Page 1 of 1

Backend Identification of Incorrect Languages

Posted: Mon Jun 20, 2022 7:39 am
by kextyn
I download Thai subtitles for my family (I cannot read it myself). I have noticed a lot of subtitles labeled as Thai that are obviously not due to the unique characters Thai uses. The majority of these have been in what I assume is Sinhalese. They use very different character sets.

I'm wondering if it is possible to run some analysis on the backend to identify issues like this and either re-tag, delete, or mark the subs to eliminate them from searches for the particular language. I'm sure it can be done for many languages that have unique characters.

For example, on my system I run a simple find paired with grep to search for "ම" (a very common character in Sinhalese). Then I do another grep for files that do not contain common Thai characters (e.g. "ร"). Of course some files are encoded in different formats that require conversion before I'm able to search, but it's all trivial to automate.

I'm not going to assume it's easy to perform this on the entire site, but is it feasible?

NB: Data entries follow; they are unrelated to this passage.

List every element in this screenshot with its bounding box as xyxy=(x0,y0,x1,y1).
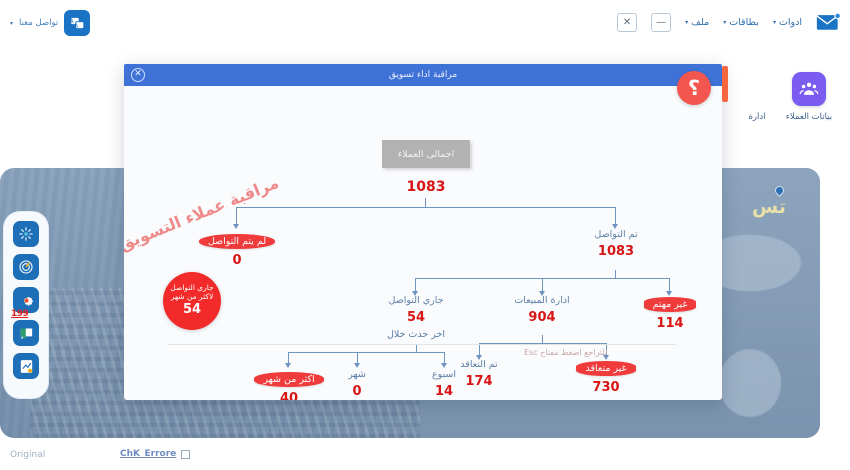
kpi-circle-long-pending: جارى التواصل لاكثر من شهر 54 xyxy=(163,272,221,330)
status-bar: Original ChK_Errore xyxy=(0,438,850,470)
app-launcher: بياتات العملاء ادارة xyxy=(744,72,838,122)
modal-body: مراقبة عملاء التسويق اجمالى العملاء 1083… xyxy=(124,86,722,400)
chk-errore-checkbox[interactable] xyxy=(181,450,190,459)
report-chart-icon[interactable] xyxy=(13,353,39,379)
connector-l1-right xyxy=(615,207,616,225)
esc-hint-text: للتراجع اضغط مفتاح Esc xyxy=(524,348,607,357)
brand-contact-us[interactable]: A A تواصل معنا ▾ xyxy=(10,10,90,36)
launcher-item-customers-data[interactable]: بياتات العملاء xyxy=(780,72,838,122)
node-not-interested-label: غير مهتم xyxy=(644,297,697,312)
node-not-contacted-label: لم يتم التواصل xyxy=(199,234,275,249)
chevron-down-icon: ▾ xyxy=(10,20,13,27)
left-dock: 199 xyxy=(4,212,48,398)
chevron-down-icon: ▾ xyxy=(773,19,776,26)
background-title: تس xyxy=(752,196,786,218)
node-sales-management-value: 904 xyxy=(492,310,592,325)
total-customers-value: 1083 xyxy=(396,179,456,195)
people-group-icon xyxy=(792,72,826,106)
connector-level1-bus xyxy=(236,207,616,208)
node-contacted: تم التواصل 1083 xyxy=(565,229,667,259)
app-root: A A تواصل معنا ▾ ادوات ▾ بطاقات ▾ xyxy=(0,0,850,470)
node-month-value: 0 xyxy=(313,384,401,399)
node-last-event: اخر حدث خلال xyxy=(366,329,466,340)
arrow-down-icon xyxy=(441,363,447,368)
launcher-item-management[interactable]: ادارة xyxy=(744,72,770,122)
kpi-circle-line2: لاكثر من شهر xyxy=(171,293,214,302)
chevron-down-icon: ▾ xyxy=(723,19,726,26)
total-customers-box: اجمالى العملاء xyxy=(382,140,470,168)
modal-title: مراقبة اداء تسويق xyxy=(389,70,457,80)
chevron-down-icon: ▾ xyxy=(685,19,688,26)
brand-label: تواصل معنا xyxy=(19,18,58,28)
menu-tools-label: ادوات xyxy=(779,17,802,28)
node-not-contracted: غير متعاقد 730 xyxy=(559,356,653,395)
modal-close-icon[interactable]: ✕ xyxy=(131,68,145,82)
launcher-label-customers-data: بياتات العملاء xyxy=(786,112,832,122)
node-week-value: 14 xyxy=(400,384,488,399)
top-menu: ادوات ▾ بطاقات ▾ ملف ▾ — ✕ xyxy=(617,12,842,32)
node-in-progress-value: 54 xyxy=(366,310,466,325)
arrow-down-icon xyxy=(354,363,360,368)
kpi-circle-value: 54 xyxy=(183,303,201,318)
notification-badge: 199 xyxy=(11,309,28,319)
status-original-label: Original xyxy=(10,450,45,460)
modal-title-bar: مراقبة اداء تسويق ✕ xyxy=(124,64,722,86)
node-not-contracted-value: 730 xyxy=(559,380,653,395)
node-contacted-value: 1083 xyxy=(565,244,667,259)
menu-tools[interactable]: ادوات ▾ xyxy=(773,17,802,28)
chk-errore-group[interactable]: ChK_Errore xyxy=(120,449,190,459)
node-sales-management: ادارة المبيعات 904 xyxy=(492,295,592,325)
node-not-contacted-value: 0 xyxy=(186,253,288,268)
node-last-event-label: اخر حدث خلال xyxy=(366,329,466,340)
node-in-progress: جاري التواصل 54 xyxy=(366,295,466,325)
node-contacted-label: تم التواصل xyxy=(565,229,667,240)
close-window-button[interactable]: ✕ xyxy=(617,13,637,32)
connector-l2-a xyxy=(415,278,416,292)
menu-file[interactable]: ملف ▾ xyxy=(685,17,709,28)
connector-l2-c xyxy=(669,278,670,292)
chk-errore-label: ChK_Errore xyxy=(120,449,176,459)
marketing-performance-modal: مراقبة اداء تسويق ✕ ؟ مراقبة عملاء التسو… xyxy=(124,64,722,400)
minimize-button[interactable]: — xyxy=(651,13,671,32)
node-in-progress-label: جاري التواصل xyxy=(366,295,466,306)
launcher-label-management: ادارة xyxy=(748,112,765,122)
node-month: شهر 0 xyxy=(313,369,401,399)
node-not-contracted-label: غير متعاقد xyxy=(576,361,635,376)
node-week: اسبوع 14 xyxy=(400,369,488,399)
node-not-contacted: لم يتم التواصل 0 xyxy=(186,229,288,268)
connector-level4-bus xyxy=(288,352,445,353)
translate-chat-icon: A A xyxy=(64,10,90,36)
menu-cards[interactable]: بطاقات ▾ xyxy=(723,17,759,28)
node-sales-management-label: ادارة المبيعات xyxy=(492,295,592,306)
node-week-label: اسبوع xyxy=(400,369,488,380)
footer-divider xyxy=(168,344,676,345)
top-bar: A A تواصل معنا ▾ ادوات ▾ بطاقات ▾ xyxy=(0,0,850,46)
connector-l2-b xyxy=(542,278,543,292)
node-not-interested: غير مهتم 114 xyxy=(620,292,720,331)
node-month-label: شهر xyxy=(313,369,401,380)
chat-bubble-icon[interactable]: 199 xyxy=(13,320,39,346)
menu-cards-label: بطاقات xyxy=(729,17,759,28)
menu-file-label: ملف xyxy=(691,17,709,28)
connector-l1-left xyxy=(236,207,237,225)
snowflake-icon[interactable] xyxy=(13,221,39,247)
map-pin-icon xyxy=(773,184,786,197)
node-not-interested-value: 114 xyxy=(620,316,720,331)
mail-envelope-icon[interactable] xyxy=(816,12,842,32)
orange-accent-strip xyxy=(722,66,728,102)
target-gauge-icon[interactable] xyxy=(13,254,39,280)
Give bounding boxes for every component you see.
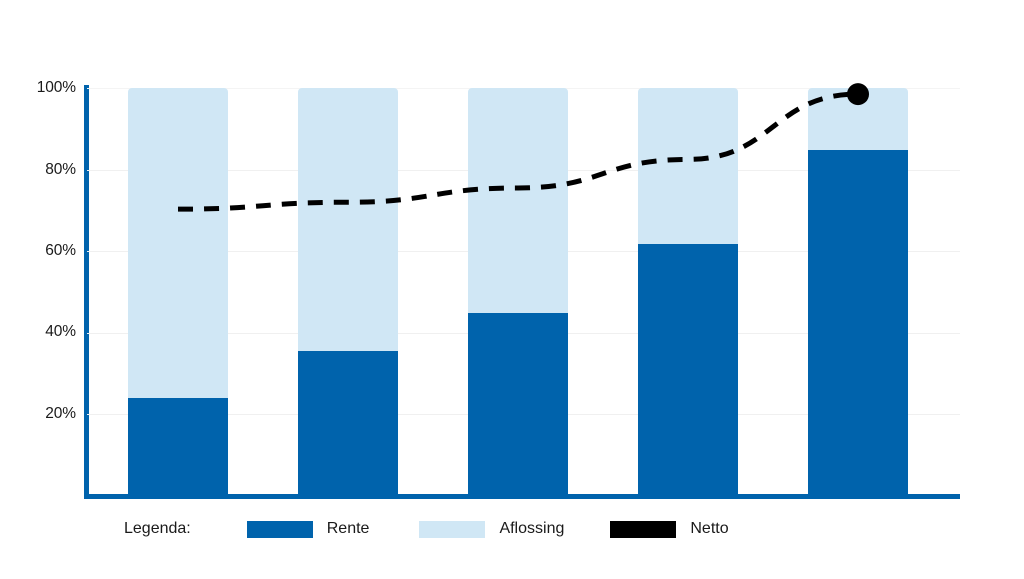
bar-segment-rente[interactable]: [298, 351, 398, 496]
y-tick-100: 100%: [37, 79, 76, 97]
bar-segment-aflossing[interactable]: [298, 88, 398, 351]
y-tick-40: 40%: [45, 323, 76, 341]
plot-area: [87, 88, 960, 496]
legend-item-netto[interactable]: Netto: [610, 520, 728, 538]
bar-group[interactable]: [298, 88, 398, 496]
bar-segment-aflossing[interactable]: [638, 88, 738, 244]
bar-segment-rente[interactable]: [468, 313, 568, 496]
legend-swatch-aflossing: [419, 521, 485, 538]
bar-group[interactable]: [128, 88, 228, 496]
bar-group[interactable]: [638, 88, 738, 496]
legend-label-netto: Netto: [690, 520, 728, 538]
y-tick-20: 20%: [45, 405, 76, 423]
legend-item-aflossing[interactable]: Aflossing: [419, 520, 564, 538]
bar-segment-aflossing[interactable]: [468, 88, 568, 313]
stacked-bar-chart: 100% 80% 60% 40% 20% Legenda: Rente Aflo…: [0, 0, 1024, 579]
chart-legend: Legenda: Rente Aflossing Netto: [0, 512, 1024, 546]
y-tick-60: 60%: [45, 242, 76, 260]
legend-swatch-netto: [610, 521, 676, 538]
bar-segment-rente[interactable]: [808, 150, 908, 496]
bar-group[interactable]: [808, 88, 908, 496]
bar-segment-aflossing[interactable]: [128, 88, 228, 398]
bar-segment-rente[interactable]: [128, 398, 228, 496]
bar-segment-aflossing[interactable]: [808, 88, 908, 150]
bar-group[interactable]: [468, 88, 568, 496]
y-axis-tick-labels: 100% 80% 60% 40% 20%: [0, 0, 76, 579]
bar-segment-rente[interactable]: [638, 244, 738, 496]
legend-item-rente[interactable]: Rente: [247, 520, 370, 538]
legend-swatch-rente: [247, 521, 313, 538]
legend-label-rente: Rente: [327, 520, 370, 538]
legend-label-aflossing: Aflossing: [499, 520, 564, 538]
y-tick-80: 80%: [45, 161, 76, 179]
legend-title: Legenda:: [124, 520, 191, 538]
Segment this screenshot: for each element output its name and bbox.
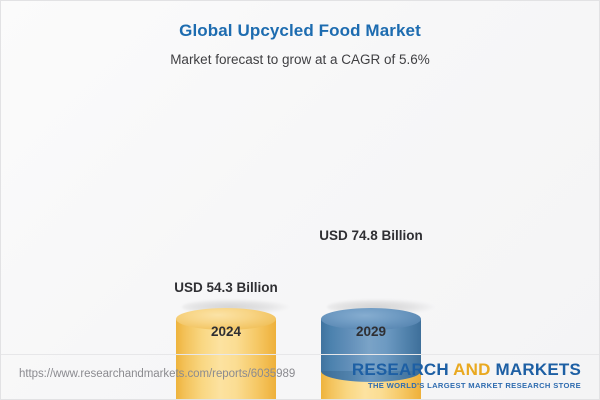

Re: Backend Identification of Incorrect Languages

Posted: Mon Jun 20, 2022 9:21 am
by oss
Hi

thanks for feedback, can you please point 1-2 thai subtitles, which have this problem ?
Of course it is possible to run automatic detection for those, I just wonder if that automated uploads, or from users and which channel was used.

thanks

Re: Backend Identification of Incorrect Languages

Posted: Mon Jun 20, 2022 1:15 pm
by kextyn
Of course, here's one movie with some issues:

Incorrect:

https://www.opensubtitles.org/en/subtit ... endgame-th

https://www.opensubtitles.org/en/subtit ... endgame-th

https://www.opensubtitles.org/en/subtit ... endgame-th

https://www.opensubtitles.org/en/subtit ... endgame-th

Correct (TIS-620 encoding):

https://www.opensubtitles.org/en/subtit ... endgame-th

Although my spouse tells me this one seems like it's machine translated. It's understandable, but not normal speech.

Re: Backend Identification of Incorrect Languages

Posted: Mon Jun 20, 2022 4:02 pm
by oss
Hi

thanks, that is helpful. It seems all wrong uploads coming from MX Player. I will try to look into it, once I have a bit of time.